Designing Research Assignments

Take Advantage of Us! 

  • Schedule instruction time with a librarian to teach your classes about the library, its resources, and the research process.

Use Our Resources

  • Select projects and topics that require students to locate and use materials that are accessible through the library’s collections. Librarians will be happy to help determine how feasible projects may be, using this library’s resources.

Put It In Writing

  • Provide students (and librarians!) with a clearly written assignment, including all requirements and due dates. This minimizes confusion and gives the student something to refer to while they are completing their projects.

Limit or Provide Topics

  • For many students, one of the most difficult steps in the research process is deciding on a topic. Providing a list of topics from which they may choose can help to alleviate this anxiety.

Use Course Reserves

  • Let us know about assignments that may require heavy use of limited or specific materials.

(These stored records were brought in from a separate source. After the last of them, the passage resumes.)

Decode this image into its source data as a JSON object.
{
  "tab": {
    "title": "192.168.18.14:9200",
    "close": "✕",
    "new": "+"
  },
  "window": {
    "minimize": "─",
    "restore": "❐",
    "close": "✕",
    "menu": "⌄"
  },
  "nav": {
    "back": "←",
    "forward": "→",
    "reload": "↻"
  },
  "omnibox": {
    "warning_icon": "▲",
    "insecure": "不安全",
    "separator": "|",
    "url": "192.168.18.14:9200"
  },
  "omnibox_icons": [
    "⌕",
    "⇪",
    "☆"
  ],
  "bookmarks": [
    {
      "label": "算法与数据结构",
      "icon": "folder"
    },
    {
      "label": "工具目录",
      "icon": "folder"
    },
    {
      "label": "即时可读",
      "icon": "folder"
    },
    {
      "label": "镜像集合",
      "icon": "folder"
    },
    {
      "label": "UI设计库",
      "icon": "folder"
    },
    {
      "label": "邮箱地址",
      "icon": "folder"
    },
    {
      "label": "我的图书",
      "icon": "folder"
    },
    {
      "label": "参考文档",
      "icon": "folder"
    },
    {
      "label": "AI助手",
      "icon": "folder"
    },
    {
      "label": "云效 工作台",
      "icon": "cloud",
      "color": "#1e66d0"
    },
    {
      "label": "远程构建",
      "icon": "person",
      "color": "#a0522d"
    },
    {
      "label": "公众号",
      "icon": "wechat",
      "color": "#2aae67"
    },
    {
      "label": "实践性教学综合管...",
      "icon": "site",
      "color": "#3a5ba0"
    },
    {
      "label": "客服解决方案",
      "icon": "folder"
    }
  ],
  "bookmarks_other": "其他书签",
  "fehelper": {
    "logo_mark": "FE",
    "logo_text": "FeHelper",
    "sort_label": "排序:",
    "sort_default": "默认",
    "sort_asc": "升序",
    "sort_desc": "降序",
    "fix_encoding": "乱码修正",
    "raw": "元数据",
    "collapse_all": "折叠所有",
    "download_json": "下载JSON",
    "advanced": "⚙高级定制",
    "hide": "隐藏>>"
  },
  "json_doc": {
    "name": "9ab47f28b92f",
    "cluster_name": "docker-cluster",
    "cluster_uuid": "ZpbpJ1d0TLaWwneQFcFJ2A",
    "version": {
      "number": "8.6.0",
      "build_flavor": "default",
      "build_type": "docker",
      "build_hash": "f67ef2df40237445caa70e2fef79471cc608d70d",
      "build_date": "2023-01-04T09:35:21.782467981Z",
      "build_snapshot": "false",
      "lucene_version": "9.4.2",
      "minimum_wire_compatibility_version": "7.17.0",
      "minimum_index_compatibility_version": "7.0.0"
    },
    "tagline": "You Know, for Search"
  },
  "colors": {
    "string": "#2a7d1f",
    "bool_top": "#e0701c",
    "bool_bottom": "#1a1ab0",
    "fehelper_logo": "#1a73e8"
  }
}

We may be able to put those materials on reserve in order to provide access to more students.

Require a Variety of Sources

  • Given the option, many students will rely solely on the Web for sources. A more balanced and thorough treatment of most topics is achieved by using a variety of sources, including books, periodicals, and non-print materials.

Incorporate Critical Thinking Skills

  • An appropriate thesis statement, a well-planned research strategy, the critical selection and evaluation of sources, and the integration of those sources into a well-organized final product are all components of a project requiring critical thinking skills. Assignments that are designed to require critical thinking skills also discourage plagiarism.

Be Realistic

  • Remember that many students have not done a research-based project before. They may require more structure and guidance than you realize.

Pace the Project

  • Consider assigning several short projects, each designed to develop a specific skill or objective, rather than one long research paper. If you prefer a traditional research paper, break the project into components due at intervals throughout the semester. This allows you to monitor student progress and provides students with feedback throughout the process.

Time is a Factor

  • Many sources not owned by this library are available through interlibrary loan services. However, allow adequate time for these requests to be filled. And remember: Some items simply cannot be easily obtained in the time they are needed.